One thing I struggle with is being too focused on me. What I mean by that is I am very caught up in my thinking and my actions in me. I think of me, I do things I want or think I need. I get so into me that I get myself depressed when things don't work out like I want. It's really kind of childish. I see the same traits in my children. I scold them for it and then turn around and do the same sort of junk myself only on an "adult" level... whatever that really means. I spend so much time and energy pleasing myself (or trying to, anyway) that my service to those around me, including my God, suffers greatly.
This blog is about what I consider my God-given mission at this point in my life... fatherhood. I can absolutely guarantee that being focused on myself is a sure and absolute way to not be performing up to my full potential as a father. A mission is about service... to God, to others. At least the kind of mission I am talking about here. I cannot possibly serve God or others while trying to make sure I am doing all I want to do. IT IS NOT ABOUT ME. That is a theme that I've tried to remember for the past four years or so that started this entire thing. I am an insignificant part of the greater plan. Not that God can't use me significantly in any way that He chooses... It's that what I am or what I can do or what I want is infinitesimal compared to the greater plan. It's what God can use me for, what He can do through me that is significant.
I believe we were not put here to enjoy things. Not that finding joy in our work or even play is bad. But I believe that there is no promise that we will be happy. There is no promise we will not suffer. In fact, I believe that suffering is sort of a big part of it all. Christ suffered greatly for something He didn't even do... He suffered for us. He died for us. That's torture and death... And I can't even find the strength to think of others during my selfish day.

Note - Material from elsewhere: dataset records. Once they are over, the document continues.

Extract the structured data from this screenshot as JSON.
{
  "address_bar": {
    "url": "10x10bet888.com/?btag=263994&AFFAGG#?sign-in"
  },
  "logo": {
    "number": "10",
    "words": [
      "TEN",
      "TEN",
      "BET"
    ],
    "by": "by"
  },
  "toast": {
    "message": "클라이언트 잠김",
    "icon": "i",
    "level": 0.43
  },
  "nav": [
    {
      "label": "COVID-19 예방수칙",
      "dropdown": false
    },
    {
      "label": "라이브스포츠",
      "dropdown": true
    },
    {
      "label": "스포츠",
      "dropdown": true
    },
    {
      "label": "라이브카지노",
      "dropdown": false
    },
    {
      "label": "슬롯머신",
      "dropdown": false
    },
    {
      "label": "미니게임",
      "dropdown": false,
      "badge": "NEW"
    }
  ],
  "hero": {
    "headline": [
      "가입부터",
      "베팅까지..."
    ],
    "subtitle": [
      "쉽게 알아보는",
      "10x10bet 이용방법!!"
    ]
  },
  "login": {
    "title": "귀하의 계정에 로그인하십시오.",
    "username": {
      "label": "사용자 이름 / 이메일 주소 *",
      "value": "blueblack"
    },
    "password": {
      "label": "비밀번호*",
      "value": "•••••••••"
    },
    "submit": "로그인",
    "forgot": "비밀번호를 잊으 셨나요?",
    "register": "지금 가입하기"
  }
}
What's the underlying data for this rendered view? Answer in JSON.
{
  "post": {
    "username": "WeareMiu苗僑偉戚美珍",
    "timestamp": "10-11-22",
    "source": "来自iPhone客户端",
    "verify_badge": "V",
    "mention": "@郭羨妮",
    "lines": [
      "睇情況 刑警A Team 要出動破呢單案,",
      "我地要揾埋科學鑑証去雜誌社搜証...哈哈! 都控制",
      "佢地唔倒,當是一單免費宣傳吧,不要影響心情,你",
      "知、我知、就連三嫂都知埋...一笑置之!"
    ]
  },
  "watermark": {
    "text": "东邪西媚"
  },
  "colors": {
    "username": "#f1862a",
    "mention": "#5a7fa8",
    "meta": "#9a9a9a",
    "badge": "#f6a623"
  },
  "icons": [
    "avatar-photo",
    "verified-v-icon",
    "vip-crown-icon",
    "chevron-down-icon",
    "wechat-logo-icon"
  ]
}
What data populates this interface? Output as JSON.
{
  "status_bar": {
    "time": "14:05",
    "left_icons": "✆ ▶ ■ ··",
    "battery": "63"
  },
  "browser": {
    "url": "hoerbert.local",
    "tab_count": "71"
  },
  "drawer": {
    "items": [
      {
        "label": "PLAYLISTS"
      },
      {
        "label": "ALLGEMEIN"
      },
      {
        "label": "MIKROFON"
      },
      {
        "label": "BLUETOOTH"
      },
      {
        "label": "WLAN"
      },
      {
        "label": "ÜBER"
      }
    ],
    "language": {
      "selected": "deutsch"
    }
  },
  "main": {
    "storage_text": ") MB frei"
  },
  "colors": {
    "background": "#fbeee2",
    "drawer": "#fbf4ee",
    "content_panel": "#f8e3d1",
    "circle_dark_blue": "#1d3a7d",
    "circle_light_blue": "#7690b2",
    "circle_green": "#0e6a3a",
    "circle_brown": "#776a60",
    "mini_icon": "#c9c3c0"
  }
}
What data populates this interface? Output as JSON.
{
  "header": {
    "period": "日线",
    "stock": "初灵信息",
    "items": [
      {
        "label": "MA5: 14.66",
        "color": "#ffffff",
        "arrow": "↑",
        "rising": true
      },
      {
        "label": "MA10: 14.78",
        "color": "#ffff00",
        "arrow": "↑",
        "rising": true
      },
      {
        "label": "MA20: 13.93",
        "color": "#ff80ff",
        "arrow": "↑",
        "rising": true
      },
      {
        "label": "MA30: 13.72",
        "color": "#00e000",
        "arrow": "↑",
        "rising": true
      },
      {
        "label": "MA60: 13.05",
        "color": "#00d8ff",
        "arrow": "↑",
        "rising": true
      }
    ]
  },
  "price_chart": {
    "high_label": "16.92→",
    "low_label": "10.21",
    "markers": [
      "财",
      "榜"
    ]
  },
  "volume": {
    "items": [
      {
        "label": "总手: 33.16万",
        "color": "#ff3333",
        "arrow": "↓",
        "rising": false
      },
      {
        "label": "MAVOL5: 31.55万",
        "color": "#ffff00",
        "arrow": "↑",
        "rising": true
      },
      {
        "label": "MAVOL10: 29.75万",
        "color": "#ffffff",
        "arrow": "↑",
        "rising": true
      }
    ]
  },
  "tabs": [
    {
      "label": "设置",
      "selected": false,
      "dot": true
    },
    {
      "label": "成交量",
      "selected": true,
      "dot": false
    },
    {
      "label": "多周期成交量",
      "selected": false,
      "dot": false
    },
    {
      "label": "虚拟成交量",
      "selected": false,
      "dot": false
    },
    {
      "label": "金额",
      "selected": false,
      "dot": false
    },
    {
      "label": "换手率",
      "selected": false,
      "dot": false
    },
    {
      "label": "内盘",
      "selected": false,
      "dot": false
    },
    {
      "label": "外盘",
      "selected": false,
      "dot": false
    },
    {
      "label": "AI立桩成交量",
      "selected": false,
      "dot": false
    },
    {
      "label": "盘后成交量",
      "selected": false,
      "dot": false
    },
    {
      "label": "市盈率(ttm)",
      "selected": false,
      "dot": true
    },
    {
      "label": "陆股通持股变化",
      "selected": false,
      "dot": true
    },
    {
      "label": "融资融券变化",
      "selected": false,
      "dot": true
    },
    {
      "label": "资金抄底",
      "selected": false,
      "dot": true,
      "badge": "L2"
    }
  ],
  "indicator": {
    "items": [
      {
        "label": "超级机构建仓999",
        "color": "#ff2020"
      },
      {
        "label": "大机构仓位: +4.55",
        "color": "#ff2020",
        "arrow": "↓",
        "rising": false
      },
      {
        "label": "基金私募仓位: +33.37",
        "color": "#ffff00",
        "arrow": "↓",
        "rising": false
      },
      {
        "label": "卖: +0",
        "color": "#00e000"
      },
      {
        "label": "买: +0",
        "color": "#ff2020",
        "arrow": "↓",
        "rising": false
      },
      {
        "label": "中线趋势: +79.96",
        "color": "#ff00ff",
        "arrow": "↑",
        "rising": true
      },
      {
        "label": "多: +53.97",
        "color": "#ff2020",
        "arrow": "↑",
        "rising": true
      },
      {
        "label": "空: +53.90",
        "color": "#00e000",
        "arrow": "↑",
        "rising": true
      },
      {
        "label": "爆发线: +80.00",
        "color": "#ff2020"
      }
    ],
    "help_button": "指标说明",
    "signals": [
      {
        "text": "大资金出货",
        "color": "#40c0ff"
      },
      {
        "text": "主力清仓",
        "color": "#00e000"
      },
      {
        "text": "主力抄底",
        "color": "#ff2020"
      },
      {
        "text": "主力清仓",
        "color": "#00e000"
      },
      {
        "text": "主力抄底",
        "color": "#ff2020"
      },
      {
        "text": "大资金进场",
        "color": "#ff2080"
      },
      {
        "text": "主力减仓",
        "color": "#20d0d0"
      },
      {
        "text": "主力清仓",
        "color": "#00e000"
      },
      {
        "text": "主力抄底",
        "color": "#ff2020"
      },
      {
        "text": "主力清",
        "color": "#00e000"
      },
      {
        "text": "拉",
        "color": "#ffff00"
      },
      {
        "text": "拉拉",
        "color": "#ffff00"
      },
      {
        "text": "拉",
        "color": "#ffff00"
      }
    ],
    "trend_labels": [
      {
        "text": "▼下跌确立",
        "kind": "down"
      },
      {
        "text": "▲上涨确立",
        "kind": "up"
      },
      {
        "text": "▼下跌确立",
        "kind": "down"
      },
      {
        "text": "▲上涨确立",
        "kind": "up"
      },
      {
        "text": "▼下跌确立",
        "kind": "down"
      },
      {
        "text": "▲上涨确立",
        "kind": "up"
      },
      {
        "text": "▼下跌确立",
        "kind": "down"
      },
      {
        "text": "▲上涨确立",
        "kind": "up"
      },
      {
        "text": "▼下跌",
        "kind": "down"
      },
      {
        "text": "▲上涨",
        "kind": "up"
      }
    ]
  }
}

This stream of consciousness blabbering is not something I've sat and thought about... it's just something I am thinking about. I literally just sat down and started typing. Basically, I struggle with selfishness and I believe that limits my effectiveness as a father, husband, employee, Christian, etc. I also believe it contributes to my inability to find joy in my days. That is something else I struggle with. I want so badly to find joy in the everyday, mundane, God-given tasks... in all that I do. I know it's there. I just have to forget about me and make the focus on those I am serving. I believe that might be a good start. Well, pray for me if you care to. Thanks.